Reflections on conservation, butterflies, and ecology in the nation's heartland

Friday, March 23, 2007

Ecological Restoration

I've blogged before about some of the work that we do at Bluff Spring Fen, but there's one part I've never discussed. We are trying to preserve this remarkable piece of land, but in doing so we remove a lot of brush and some trees. We even use chainsaws. This might seem counterintuituve at first. The answers have to do with what makes an ecosystem healthy, and biodiversity.

Consider the picture below:

To the untrained eye, this might seem to be a beautiful natural setting, but there are actually serious environmental problems here. There is actually very little biological diversity. The ground under the trees was, for a long time, bare soil. In the 1980's and 1990's a terrible non-native weed called garlic mustard began invading. Neither of these situations is natural. For milennia, this piece of land would have been subject to the influence of frequent fires. Large fire-resistant trees like bur oak and hickory, would have been able to grow in areas where the shape of the land caused fires to burn a bit slower and cooler. All of the trees in this picture are very young and are species not tolerant of fire.
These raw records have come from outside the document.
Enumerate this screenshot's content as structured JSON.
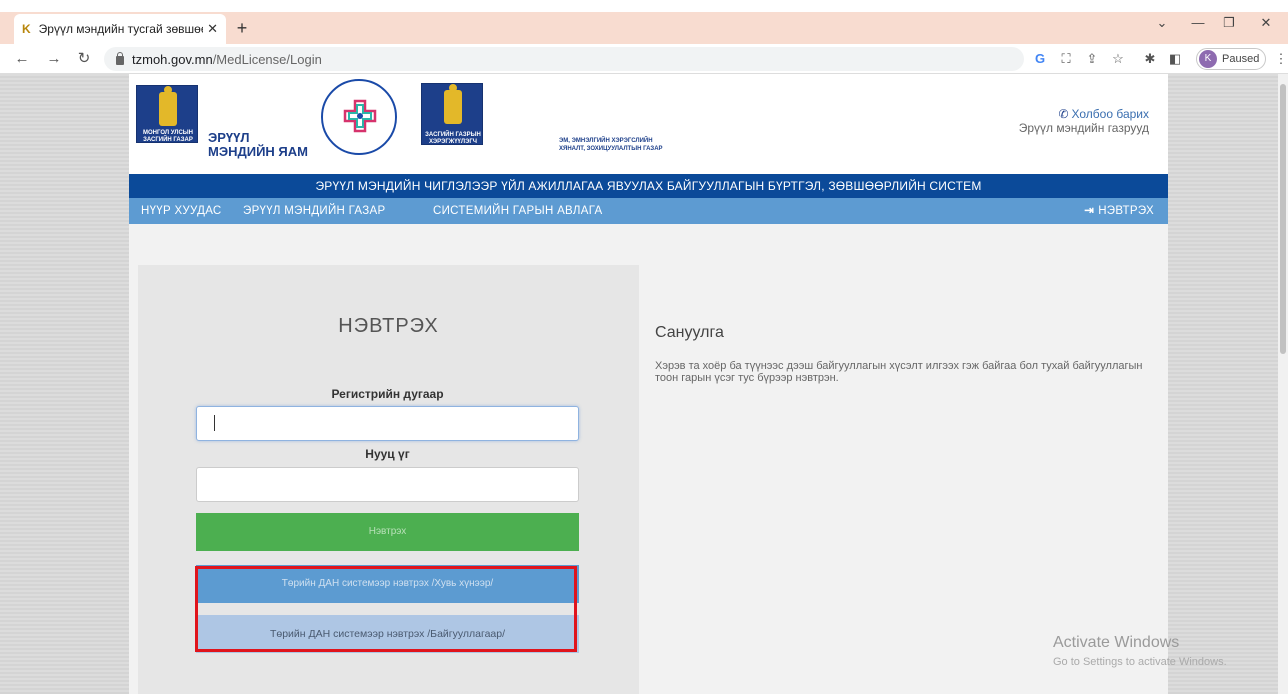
{
  "browser": {
    "tab_title": "Эрүүл мэндийн тусгай зөвшөөр",
    "tab_favicon": "K",
    "url_host": "tzmoh.gov.mn",
    "url_path": "/MedLicense/Login",
    "profile_initial": "K",
    "profile_status": "Paused",
    "icons": [
      "back-icon",
      "forward-icon",
      "reload-icon",
      "lock-icon",
      "google-icon",
      "translate-icon",
      "share-icon",
      "star-icon",
      "extensions-icon",
      "sidepanel-icon",
      "menu-icon"
    ]
  },
  "header": {
    "emblem_text": "МОНГОЛ УЛСЫН ЗАСГИЙН ГАЗАР",
    "ministry_line1": "ЭРҮҮЛ",
    "ministry_line2": "МЭНДИЙН ЯАМ",
    "agency_emblem_text": "ЗАСГИЙН ГАЗРЫН ХЭРЭГЖҮҮЛЭГЧ АГЕНТЛАГ",
    "agency_line1": "ЭМ, ЭМНЭЛГИЙН ХЭРЭГСЛИЙН",
    "agency_line2": "ХЯНАЛТ, ЗОХИЦУУЛАЛТЫН ГАЗАР",
    "contact_link": "Холбоо барих",
    "contact_sub": "Эрүүл мэндийн газрууд"
  },
  "site_title": "ЭРҮҮЛ МЭНДИЙН ЧИГЛЭЛЭЭР ҮЙЛ АЖИЛЛАГАА ЯВУУЛАХ БАЙГУУЛЛАГЫН БҮРТГЭЛ, ЗӨВШӨӨРЛИЙН СИСТЕМ",
  "nav": {
    "items": [
      "НҮҮР ХУУДАС",
      "ЭРҮҮЛ МЭНДИЙН ГАЗАР",
      "СИСТЕМИЙН ГАРЫН АВЛАГА"
    ],
    "login": "НЭВТРЭХ"
  },
  "login": {
    "title": "НЭВТРЭХ",
    "register_label": "Регистрийн дугаар",
    "register_value": "",
    "password_label": "Нууц үг",
    "password_value": "",
    "submit_label": "Нэвтрэх",
    "dan_personal_label": "Төрийн ДАН системээр нэвтрэх /Хувь хүнээр/",
    "dan_org_label": "Төрийн ДАН системээр нэвтрэх /Байгууллагаар/"
  },
  "notice": {
    "title": "Сануулга",
    "text": "Хэрэв та хоёр ба түүнээс дээш байгууллагын хүсэлт илгээх гэж байгаа бол тухай байгууллагын тоон гарын үсэг тус бүрээр нэвтрэн."
  },
  "watermark": {
    "title": "Activate Windows",
    "subtitle": "Go to Settings to activate Windows."
  },
  "colors": {
    "title_bar": "#0b4a99",
    "navbar": "#5d9bd2",
    "submit": "#4caf50",
    "dan_personal": "#5c9bd1",
    "dan_org": "#aec6e4",
    "highlight": "#e0141c"
  }
}
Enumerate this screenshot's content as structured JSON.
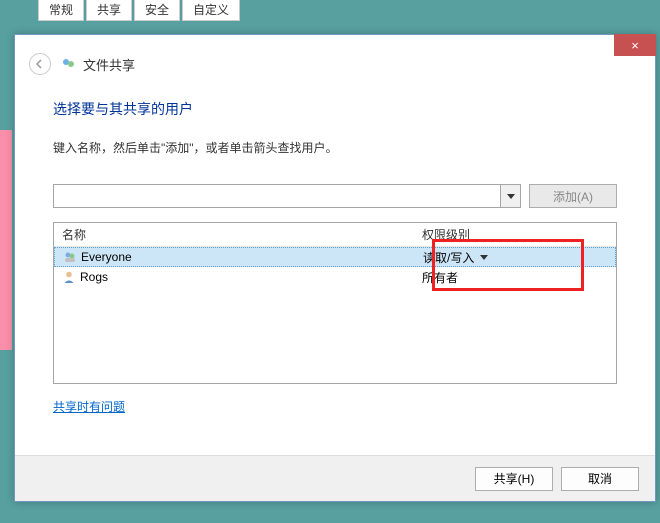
{
  "background_tabs": [
    "常规",
    "共享",
    "安全",
    "自定义"
  ],
  "window": {
    "title": "文件共享",
    "close_icon": "×"
  },
  "heading": "选择要与其共享的用户",
  "instruction": "键入名称，然后单击\"添加\"，或者单击箭头查找用户。",
  "combo": {
    "value": "",
    "placeholder": ""
  },
  "add_button": "添加(A)",
  "columns": {
    "name": "名称",
    "permission": "权限级别"
  },
  "rows": [
    {
      "name": "Everyone",
      "permission": "读取/写入",
      "selected": true,
      "dropdown": true,
      "icon": "group"
    },
    {
      "name": "Rogs",
      "permission": "所有者",
      "selected": false,
      "dropdown": false,
      "icon": "user"
    }
  ],
  "help_link": "共享时有问题",
  "footer": {
    "share": "共享(H)",
    "cancel": "取消"
  }
}
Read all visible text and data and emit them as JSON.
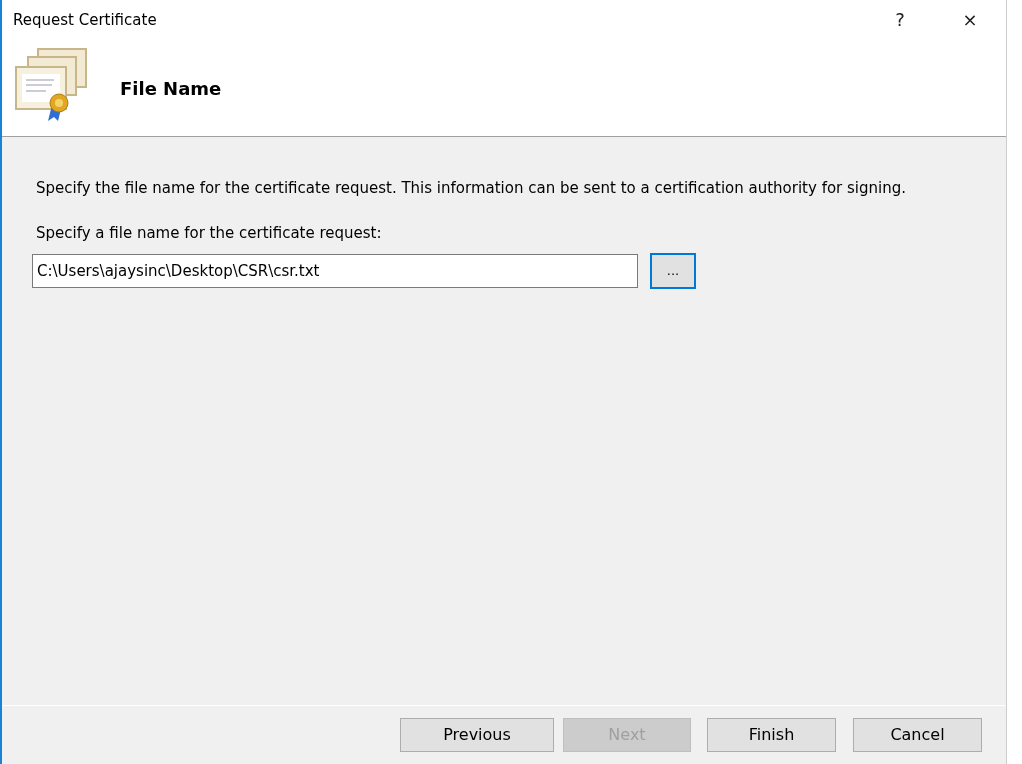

They have sprung up since about 1940. The shade that they cast kills off the herbaceous plants that grow under them, and prevents the oaks from reproducing. The space that's left is ripe for invasion by non-native weeds.

We know that Bluff Spring Fen was, until very recently, much less wooded than it is today because we have aerial photos that document the invasion of trees. For the last 25 years, our management efforts have begun to reverse this damage, and the aerial photos document this as well. Here is a series. The roads at the top of the picture allow you to orient them.

1939. Trees are only on the downwind sides of hills.

1975. The entire wetland is choked with trees and shrubs.

1995 (most recent aerial photo) The advance of the trees continues on the periphery of the preserve. Management efforts have again opened the central wetland. Endangered orchids, butterflies and dragonflies now thrive there.

Over the years, we have refined our management techniques. Today, we no longer stack our brush into piles for later burning, but rather begin small bonfires which we then expand with the brush as we cut it. This both saves time and reduces the number of ash piles that we create.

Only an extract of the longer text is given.